Ideologi Isa Bugis dan NII KW 9 Pasca Gerakan Gerakan Darul Islam Kartosuwryo Tahun 1962
Ideologi aliran Isa Bugis perlu ditangkal dan dikritisi oleh masyarakat Indonesia, khususnya umat Islam, karena bertentangan dengan ajaran Islam yang sebenarnya. Ajaran Islam yang sebenarnya adalah ajaran yang rahmatan lil alamin, yaitu membawa rahmat bagi seluruh alam dan makhluknya. Ajaran Islam yang sebenarnya juga menghormati keragaman dan toleransi antar umat beragama, serta mengedepankan dialog dan damai dalam menyelesaikan masalah (Fikri, 2018: 89-90). Ajaran Islam yang sebenarnya juga tidak mudah terpengaruh oleh paham-paham sesat yang hanya menguntungkan segelintir orang dan merugikan banyak orang (Maulana, 2010: 34-35).
Aliran ini mengajarkan bahwa Islam telah rusak dan perlu direformasi oleh nabi Isa. Aliran ini juga menolak Pancasila dan UUD 1945 sebagai dasar negara dan menginginkan penerapan syariah Islam secara total. Aliran ini berpengaruh terhadap gerakan DI karena beberapa anggota aliran ini bergabung dengan DI di Sulawesi Selatan dan berperang melawan pemerintah. Aliran ini juga berhubungan dengan aliran Lembaga Kerasulan, yang dipimpin oleh Ahmad Moshaddeq, seorang mantan anggota DI yang juga mengaku sebagai nabi Isa (Umar Abduh, 2001: 45-46).
Aliran Lembaga Kerasulan adalah aliran yang berkembang dari aliran Isa Bugis. Aliran ini mengajarkan bahwa Ahmad Moshaddeq adalah nabi Isa yang kedua dan memiliki misi untuk menyempurnakan Islam. Aliran ini juga menolak Pancasila dan UUD 1945 sebagai dasar negara dan menginginkan penerapan syariah Islam secara total. Aliran ini berpengaruh terhadap gerakan DI karena beberapa anggota aliran ini juga merupakan mantan anggota DI yang tidak puas dengan hasil perjuangan DI. Aliran ini juga berhubungan dengan aliran Al Qiyadah Islamiyyah, yang merupakan kelanjutan dari aliran Lembaga Kerasulan (Djamaluddin, 2002: 67-68).
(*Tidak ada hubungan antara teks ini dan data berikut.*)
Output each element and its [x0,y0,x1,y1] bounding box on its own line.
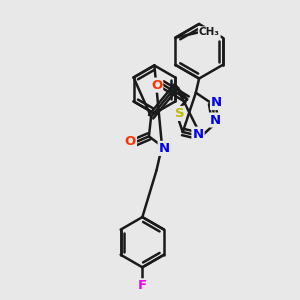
Text: S: S [175,107,184,120]
Text: CH₃: CH₃ [199,27,220,37]
Text: N: N [211,96,222,109]
Text: O: O [125,135,136,148]
Text: O: O [151,79,162,92]
Text: F: F [138,279,147,292]
Text: N: N [210,113,221,127]
Text: N: N [192,128,204,141]
Text: N: N [159,142,170,155]
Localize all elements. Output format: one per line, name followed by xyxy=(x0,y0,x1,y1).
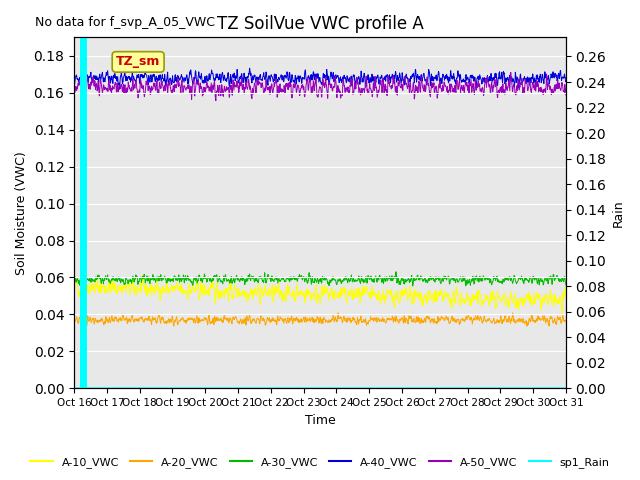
Title: TZ SoilVue VWC profile A: TZ SoilVue VWC profile A xyxy=(216,15,424,33)
Text: TZ_sm: TZ_sm xyxy=(116,55,161,69)
Legend: A-10_VWC, A-20_VWC, A-30_VWC, A-40_VWC, A-50_VWC, sp1_Rain: A-10_VWC, A-20_VWC, A-30_VWC, A-40_VWC, … xyxy=(26,452,614,472)
Y-axis label: Rain: Rain xyxy=(612,199,625,227)
X-axis label: Time: Time xyxy=(305,414,335,427)
Y-axis label: Soil Moisture (VWC): Soil Moisture (VWC) xyxy=(15,151,28,275)
Text: No data for f_svp_A_05_VWC: No data for f_svp_A_05_VWC xyxy=(35,16,215,29)
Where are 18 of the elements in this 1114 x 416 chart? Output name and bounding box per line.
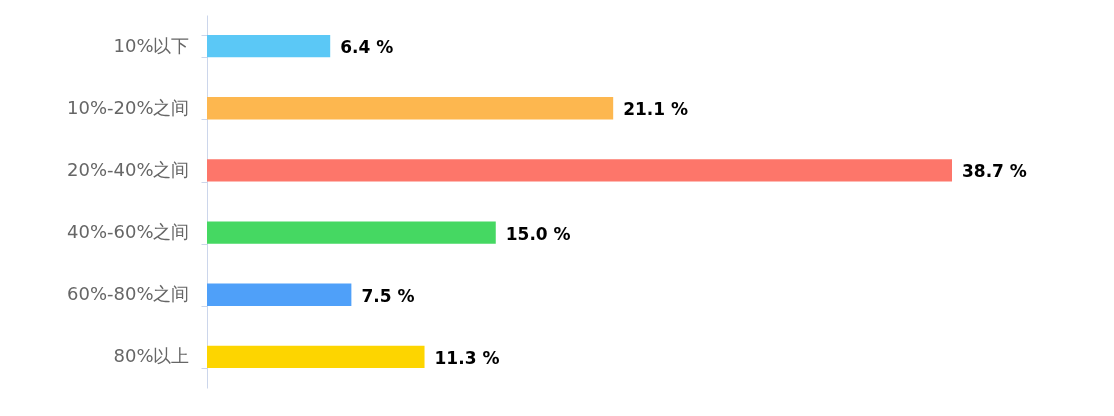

Al Qiyadah Islamiyyah adalah aliran yang didirikan oleh Ahmad Moshaddeq setelah ia keluar dari aliran Lembaga Kerasulan. Aliran ini mengajarkan bahwa Ahmad Moshaddeq adalah imam mahdi yang ditunggu-tunggu oleh umat Islam. Aliran ini juga menolak Pancasila dan UUD 1945 sebagai dasar negara dan menginginkan penerapan syariah Islam secara total. Aliran ini berpengaruh terhadap gerakan DI karena beberapa anggota aliran ini juga merupakan mantan anggota DI yang masih berharap untuk mendirikan negara Islam di Indonesia. Aliran ini juga berhubungan dengan aliran Gafatar, yang merupakan kelompok baru yang muncul dari aliran Al Qiyadah Islamiyyah (Fikri, 2018: 23-24).
Gafatar adalah singkatan dari Gerakan Fajar Nusantara, sebuah kelompok baru yang didirikan oleh Ahmad Moshaddeq bersama dengan Mahful Muis Tumanurung dan Andry Cahya. Kelompok ini mengajarkan bahwa mereka adalah pengikut tiga nabi akhir zaman, yaitu Ahmad Moshaddeq sebagai nabi Isa, Mahful Muis Tumanurung sebagai nabi Musa, dan Andry Cahya sebagai nabi Muhammad. Kelompok ini juga menolak Pancasila dan UUD 1945 sebagai dasar negara dan menginginkan penerapan syariah Islam secara total. Kelompok ini berpengaruh terhadap gerakan DI karena beberapa anggota kelompok ini juga merupakan mantan anggota DI yang masih bercita-cita untuk mendirikan negara Islam di Indonesia. Kelompok ini juga menjadi sorotan publik karena dituduh melakukan penistaan agama dan menyebabkan perceraian (Utoyo, 2012: 45-46; Wildan, 2019: 10-11; Maulana, 2010: 34-35).